Single Audit – Report on City’s Use of Federal and State Grants for Fiscal Year 2019


February 9, 2021
Annual, Financial Rebecca Rhynhart Grant Compliance Grants Single Audit

The Office of the City Controller released its report on compliance for federal grant programs and review of internal controls over compliance for fiscal year 2019 (FY19). The report, which must be completed annually, was transmitted to the Kenney Administration and for submission to the Federal Audit Clearinghouse, as required.  The report details four instances of non-compliance for the City’s major federal programs, including one significant deficiency.

“The review of compliance with federal grant programs serves as an important check on internal control over grant administration and management,” said City Controller Rebecca Rhynhart. “With the ongoing COVID-19 pandemic, the City will be relying on significant grants and it’s crucial that these funds are being properly managed. The City should take steps now to improve grant compliance to help protect future grant dollars the City may receive.”

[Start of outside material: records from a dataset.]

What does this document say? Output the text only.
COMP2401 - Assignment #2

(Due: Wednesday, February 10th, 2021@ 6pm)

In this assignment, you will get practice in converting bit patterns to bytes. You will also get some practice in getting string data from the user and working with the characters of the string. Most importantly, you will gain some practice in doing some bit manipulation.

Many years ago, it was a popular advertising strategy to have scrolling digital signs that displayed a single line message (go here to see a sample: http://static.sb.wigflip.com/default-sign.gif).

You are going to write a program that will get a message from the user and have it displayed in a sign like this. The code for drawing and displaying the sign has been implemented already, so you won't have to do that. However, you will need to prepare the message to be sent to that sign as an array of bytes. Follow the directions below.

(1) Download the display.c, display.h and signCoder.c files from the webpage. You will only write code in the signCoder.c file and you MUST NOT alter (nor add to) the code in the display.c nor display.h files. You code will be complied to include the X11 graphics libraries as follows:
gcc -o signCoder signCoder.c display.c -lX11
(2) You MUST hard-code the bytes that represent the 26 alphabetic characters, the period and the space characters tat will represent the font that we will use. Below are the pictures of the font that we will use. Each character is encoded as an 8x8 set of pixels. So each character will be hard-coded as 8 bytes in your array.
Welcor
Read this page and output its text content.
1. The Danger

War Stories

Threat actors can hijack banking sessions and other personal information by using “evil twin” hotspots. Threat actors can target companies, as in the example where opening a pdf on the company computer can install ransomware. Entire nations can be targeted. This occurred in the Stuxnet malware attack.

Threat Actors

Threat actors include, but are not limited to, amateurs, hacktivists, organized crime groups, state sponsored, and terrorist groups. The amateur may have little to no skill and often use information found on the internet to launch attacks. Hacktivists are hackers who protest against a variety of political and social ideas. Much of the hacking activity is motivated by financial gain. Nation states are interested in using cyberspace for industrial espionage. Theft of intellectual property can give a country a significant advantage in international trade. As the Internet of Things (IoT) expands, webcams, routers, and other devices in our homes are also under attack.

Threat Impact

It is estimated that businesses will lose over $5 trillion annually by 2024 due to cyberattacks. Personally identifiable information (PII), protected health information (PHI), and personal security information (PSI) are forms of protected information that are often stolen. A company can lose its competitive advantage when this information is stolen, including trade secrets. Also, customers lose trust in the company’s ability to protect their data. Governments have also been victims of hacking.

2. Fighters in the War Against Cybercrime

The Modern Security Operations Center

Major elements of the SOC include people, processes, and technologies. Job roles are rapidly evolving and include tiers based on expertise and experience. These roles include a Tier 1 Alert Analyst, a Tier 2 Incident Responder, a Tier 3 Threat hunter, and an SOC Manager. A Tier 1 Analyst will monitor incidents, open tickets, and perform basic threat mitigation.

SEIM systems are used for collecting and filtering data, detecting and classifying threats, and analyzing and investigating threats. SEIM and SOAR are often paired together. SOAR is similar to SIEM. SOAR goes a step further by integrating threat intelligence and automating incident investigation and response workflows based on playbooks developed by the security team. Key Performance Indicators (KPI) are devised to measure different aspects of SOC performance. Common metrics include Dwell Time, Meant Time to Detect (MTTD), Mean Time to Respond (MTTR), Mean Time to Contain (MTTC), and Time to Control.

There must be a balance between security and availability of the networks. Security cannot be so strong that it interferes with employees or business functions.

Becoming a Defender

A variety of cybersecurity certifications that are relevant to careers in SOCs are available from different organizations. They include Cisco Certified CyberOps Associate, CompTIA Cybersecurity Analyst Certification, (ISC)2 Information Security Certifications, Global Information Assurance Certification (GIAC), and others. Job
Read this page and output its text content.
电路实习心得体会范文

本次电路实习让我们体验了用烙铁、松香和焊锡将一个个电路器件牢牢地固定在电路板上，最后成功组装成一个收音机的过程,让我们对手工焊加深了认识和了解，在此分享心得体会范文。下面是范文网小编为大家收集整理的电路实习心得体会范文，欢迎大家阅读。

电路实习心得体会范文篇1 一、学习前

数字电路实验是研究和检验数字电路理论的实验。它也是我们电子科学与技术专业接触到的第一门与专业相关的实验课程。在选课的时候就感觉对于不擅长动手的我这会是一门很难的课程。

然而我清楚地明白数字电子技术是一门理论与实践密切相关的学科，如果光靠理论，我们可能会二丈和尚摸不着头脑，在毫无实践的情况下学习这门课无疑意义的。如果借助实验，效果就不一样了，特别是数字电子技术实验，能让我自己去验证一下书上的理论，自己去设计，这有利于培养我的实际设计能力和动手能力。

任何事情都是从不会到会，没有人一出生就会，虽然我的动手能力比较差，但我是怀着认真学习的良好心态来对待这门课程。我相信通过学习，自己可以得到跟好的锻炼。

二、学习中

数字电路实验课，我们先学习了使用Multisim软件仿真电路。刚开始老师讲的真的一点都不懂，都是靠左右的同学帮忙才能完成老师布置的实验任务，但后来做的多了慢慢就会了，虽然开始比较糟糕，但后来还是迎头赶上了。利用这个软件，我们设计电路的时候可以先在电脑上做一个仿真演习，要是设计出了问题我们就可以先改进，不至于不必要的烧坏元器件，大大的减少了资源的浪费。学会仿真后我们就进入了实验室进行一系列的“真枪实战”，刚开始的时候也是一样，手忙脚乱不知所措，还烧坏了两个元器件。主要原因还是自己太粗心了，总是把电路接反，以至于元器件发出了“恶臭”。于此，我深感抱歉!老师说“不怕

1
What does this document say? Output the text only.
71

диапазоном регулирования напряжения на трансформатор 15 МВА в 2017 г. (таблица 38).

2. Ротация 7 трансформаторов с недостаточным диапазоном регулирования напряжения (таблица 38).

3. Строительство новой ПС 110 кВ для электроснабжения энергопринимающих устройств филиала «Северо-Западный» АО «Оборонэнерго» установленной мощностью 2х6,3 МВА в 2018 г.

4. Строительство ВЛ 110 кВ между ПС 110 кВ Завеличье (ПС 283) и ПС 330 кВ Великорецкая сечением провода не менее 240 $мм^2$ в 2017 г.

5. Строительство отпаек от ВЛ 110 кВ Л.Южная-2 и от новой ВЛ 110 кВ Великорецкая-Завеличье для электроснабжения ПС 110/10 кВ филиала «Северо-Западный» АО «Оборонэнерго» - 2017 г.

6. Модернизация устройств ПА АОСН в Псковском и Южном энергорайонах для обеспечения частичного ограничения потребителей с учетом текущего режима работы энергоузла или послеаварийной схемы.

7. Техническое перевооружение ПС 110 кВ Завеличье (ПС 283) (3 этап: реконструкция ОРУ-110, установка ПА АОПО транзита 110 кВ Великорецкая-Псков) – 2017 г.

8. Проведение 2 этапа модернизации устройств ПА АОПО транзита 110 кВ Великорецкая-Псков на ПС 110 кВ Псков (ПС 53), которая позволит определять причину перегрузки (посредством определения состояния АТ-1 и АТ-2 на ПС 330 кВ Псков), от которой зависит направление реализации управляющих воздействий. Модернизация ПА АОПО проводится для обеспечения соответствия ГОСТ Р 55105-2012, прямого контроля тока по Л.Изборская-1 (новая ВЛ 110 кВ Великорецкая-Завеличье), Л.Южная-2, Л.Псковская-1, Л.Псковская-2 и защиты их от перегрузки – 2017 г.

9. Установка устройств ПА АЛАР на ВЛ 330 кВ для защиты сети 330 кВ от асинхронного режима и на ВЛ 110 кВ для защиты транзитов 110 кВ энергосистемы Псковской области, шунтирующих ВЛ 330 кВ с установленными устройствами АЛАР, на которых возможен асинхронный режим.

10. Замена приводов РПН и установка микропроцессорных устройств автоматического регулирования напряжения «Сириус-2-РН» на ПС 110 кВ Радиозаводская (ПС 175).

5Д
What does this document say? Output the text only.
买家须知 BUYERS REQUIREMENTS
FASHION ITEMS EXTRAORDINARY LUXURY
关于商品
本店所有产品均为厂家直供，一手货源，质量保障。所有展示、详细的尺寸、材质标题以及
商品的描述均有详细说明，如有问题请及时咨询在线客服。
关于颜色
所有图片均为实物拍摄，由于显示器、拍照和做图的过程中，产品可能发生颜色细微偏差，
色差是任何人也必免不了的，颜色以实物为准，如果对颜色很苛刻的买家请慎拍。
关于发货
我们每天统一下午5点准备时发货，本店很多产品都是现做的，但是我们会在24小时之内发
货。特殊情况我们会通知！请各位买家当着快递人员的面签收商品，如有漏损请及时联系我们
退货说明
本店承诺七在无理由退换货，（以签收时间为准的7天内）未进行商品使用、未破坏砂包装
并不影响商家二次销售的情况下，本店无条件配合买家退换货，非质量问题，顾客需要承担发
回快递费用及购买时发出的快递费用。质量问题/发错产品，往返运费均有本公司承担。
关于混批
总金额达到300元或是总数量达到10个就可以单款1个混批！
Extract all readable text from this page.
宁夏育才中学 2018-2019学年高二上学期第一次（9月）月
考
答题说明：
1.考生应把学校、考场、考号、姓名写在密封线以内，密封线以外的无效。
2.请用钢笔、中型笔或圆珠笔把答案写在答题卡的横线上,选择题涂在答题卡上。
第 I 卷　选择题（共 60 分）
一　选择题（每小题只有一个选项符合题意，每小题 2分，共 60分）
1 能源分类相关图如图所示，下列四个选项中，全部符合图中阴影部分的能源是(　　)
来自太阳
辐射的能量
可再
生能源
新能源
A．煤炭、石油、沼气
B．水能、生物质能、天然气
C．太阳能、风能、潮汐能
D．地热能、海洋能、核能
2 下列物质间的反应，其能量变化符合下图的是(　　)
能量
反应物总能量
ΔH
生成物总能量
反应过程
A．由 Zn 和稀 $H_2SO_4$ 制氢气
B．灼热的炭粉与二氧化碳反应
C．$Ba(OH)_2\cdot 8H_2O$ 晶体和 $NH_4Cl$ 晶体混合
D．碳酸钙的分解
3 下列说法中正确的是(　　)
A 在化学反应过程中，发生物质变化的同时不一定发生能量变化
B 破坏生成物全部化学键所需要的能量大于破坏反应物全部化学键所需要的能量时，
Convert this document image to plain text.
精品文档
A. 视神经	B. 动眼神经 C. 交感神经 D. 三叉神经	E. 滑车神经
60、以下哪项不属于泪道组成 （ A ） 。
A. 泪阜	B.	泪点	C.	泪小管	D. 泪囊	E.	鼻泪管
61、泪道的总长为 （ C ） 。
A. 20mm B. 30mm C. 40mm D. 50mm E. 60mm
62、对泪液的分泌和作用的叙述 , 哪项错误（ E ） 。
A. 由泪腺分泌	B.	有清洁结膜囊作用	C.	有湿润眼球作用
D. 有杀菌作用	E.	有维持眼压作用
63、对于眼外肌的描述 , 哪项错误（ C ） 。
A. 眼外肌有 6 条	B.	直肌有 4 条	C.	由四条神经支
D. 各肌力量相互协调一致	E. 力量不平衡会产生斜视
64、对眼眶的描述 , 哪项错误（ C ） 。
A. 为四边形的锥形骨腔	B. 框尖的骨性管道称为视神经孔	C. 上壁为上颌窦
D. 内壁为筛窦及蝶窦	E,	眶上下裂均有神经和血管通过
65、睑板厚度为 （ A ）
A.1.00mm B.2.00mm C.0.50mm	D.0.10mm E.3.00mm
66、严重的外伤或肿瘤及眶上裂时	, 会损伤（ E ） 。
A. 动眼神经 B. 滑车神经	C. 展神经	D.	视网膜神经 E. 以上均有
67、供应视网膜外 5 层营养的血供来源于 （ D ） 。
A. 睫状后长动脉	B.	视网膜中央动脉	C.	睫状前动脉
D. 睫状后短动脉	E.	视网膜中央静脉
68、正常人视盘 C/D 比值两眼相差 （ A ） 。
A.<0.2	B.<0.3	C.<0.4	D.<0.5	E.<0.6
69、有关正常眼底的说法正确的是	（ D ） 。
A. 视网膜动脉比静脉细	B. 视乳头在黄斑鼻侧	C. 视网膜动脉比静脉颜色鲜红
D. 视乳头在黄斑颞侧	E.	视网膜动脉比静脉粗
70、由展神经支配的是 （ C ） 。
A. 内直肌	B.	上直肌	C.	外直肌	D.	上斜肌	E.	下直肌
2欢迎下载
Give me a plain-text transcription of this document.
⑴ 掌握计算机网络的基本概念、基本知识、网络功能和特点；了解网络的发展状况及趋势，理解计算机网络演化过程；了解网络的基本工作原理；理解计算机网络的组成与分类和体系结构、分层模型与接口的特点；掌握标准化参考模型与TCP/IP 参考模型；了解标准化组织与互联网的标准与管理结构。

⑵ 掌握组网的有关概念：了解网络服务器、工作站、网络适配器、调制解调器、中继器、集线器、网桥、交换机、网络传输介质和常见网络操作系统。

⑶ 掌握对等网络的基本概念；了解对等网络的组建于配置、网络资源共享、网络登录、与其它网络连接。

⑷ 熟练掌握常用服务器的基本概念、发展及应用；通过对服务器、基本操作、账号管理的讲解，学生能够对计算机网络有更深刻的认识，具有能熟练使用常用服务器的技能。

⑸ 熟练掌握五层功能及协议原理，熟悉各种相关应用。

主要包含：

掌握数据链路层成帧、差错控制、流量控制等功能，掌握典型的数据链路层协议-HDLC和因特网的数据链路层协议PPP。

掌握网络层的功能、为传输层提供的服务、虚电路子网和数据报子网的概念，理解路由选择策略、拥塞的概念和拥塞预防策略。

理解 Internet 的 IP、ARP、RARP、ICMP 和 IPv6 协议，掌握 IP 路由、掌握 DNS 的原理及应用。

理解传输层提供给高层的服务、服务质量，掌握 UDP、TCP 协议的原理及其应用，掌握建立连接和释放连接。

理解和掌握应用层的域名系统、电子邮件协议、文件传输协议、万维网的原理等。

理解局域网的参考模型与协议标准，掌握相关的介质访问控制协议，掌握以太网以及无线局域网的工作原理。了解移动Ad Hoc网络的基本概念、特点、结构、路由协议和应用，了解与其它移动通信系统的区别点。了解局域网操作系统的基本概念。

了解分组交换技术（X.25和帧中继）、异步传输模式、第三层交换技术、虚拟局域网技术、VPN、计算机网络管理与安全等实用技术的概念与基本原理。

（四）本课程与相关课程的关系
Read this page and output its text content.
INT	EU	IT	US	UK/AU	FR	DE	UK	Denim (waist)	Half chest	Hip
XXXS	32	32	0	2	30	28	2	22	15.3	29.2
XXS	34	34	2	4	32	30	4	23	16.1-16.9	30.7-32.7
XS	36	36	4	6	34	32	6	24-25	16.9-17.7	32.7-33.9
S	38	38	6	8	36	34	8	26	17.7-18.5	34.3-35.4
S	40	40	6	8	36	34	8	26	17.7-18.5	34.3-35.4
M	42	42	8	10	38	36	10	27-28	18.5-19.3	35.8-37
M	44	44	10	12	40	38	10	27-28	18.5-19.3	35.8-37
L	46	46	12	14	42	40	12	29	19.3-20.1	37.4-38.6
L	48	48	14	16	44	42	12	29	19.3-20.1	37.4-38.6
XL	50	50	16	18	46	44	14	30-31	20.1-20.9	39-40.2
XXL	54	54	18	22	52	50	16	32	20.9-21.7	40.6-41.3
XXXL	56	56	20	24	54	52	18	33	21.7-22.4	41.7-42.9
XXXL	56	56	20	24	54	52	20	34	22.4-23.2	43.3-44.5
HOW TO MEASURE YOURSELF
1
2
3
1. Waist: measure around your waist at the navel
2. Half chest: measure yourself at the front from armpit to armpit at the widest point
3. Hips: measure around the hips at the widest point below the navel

Inappropriate grant administration can result in a failure to meet grant requirements, which can lead to some or all of the grant resources needing to be returned to the grantor, according to the Government Finance Officers Association (GFOA).

Report findings are as follows:

  • Significant Deficiency & Noncompliance Over Reporting – The Finance Department’s Grants Accounting and Administrative Unit (GAAU) did not accurately disclose the total payments to subrecipients in the preliminary SEFA. The Office of the Controller’s review of records indicated that subrecipient expenditures for major programs, including Block Grants for Community Mental Health Services and Medical Assistance Program, were understated by $5.3 million. Failure to completely and accurately report subrecipient expenditures can result in noncompliance with terms and conditions of federal awards. This has been a finding for three years without remediation.
  • Special Tests for Noncompliance – The Department of Human Services (DHS) reported salaries and benefits costs that exceeded the maximum allowable amounts dictated by the Commonwealth of Pennsylvania by $457,716. The Pennsylvania Department of Human Services reimburses DHS for salary and benefit costs up to the rate of similar positions at the state level. However, these ineligible costs led the City to receive an additional $366,499 in grant funds, calling into question costs distributed to programs such as the Stephanie Tubbs Jones Child Welfare Services Program and Adoption Assistance program.
  • Noncompliance Over Reporting – DHS used the incorrect percentage to calculate expenditures on its Act 148 Invoice, resulting in improperly reporting $3,566,773 of Central Service Costs (indirect costs). Because DHS is reimbursed a percentage of the expenditures it reports to Pennsylvania Department of Human Services, auditors determined that ineligible costs had resulted in an excess reimbursement of $2,602,006. Moreover, DHS did not identify this error during its review of submitted expenditures.
  • Noncompliance Over Reporting – DHS improperly reported unsupported expenditures and encumbered funds totaling $1,946,882 in its fiscal year 2019 Act 148 County Children and Youth Fiscal Summary submitted to the Pennsylvania Department of Human Services. These ineligible costs resulted in an excess reimbursement request of $1,201,065. Additionally, DHS did not identify these errors during its review of submitted expenditures.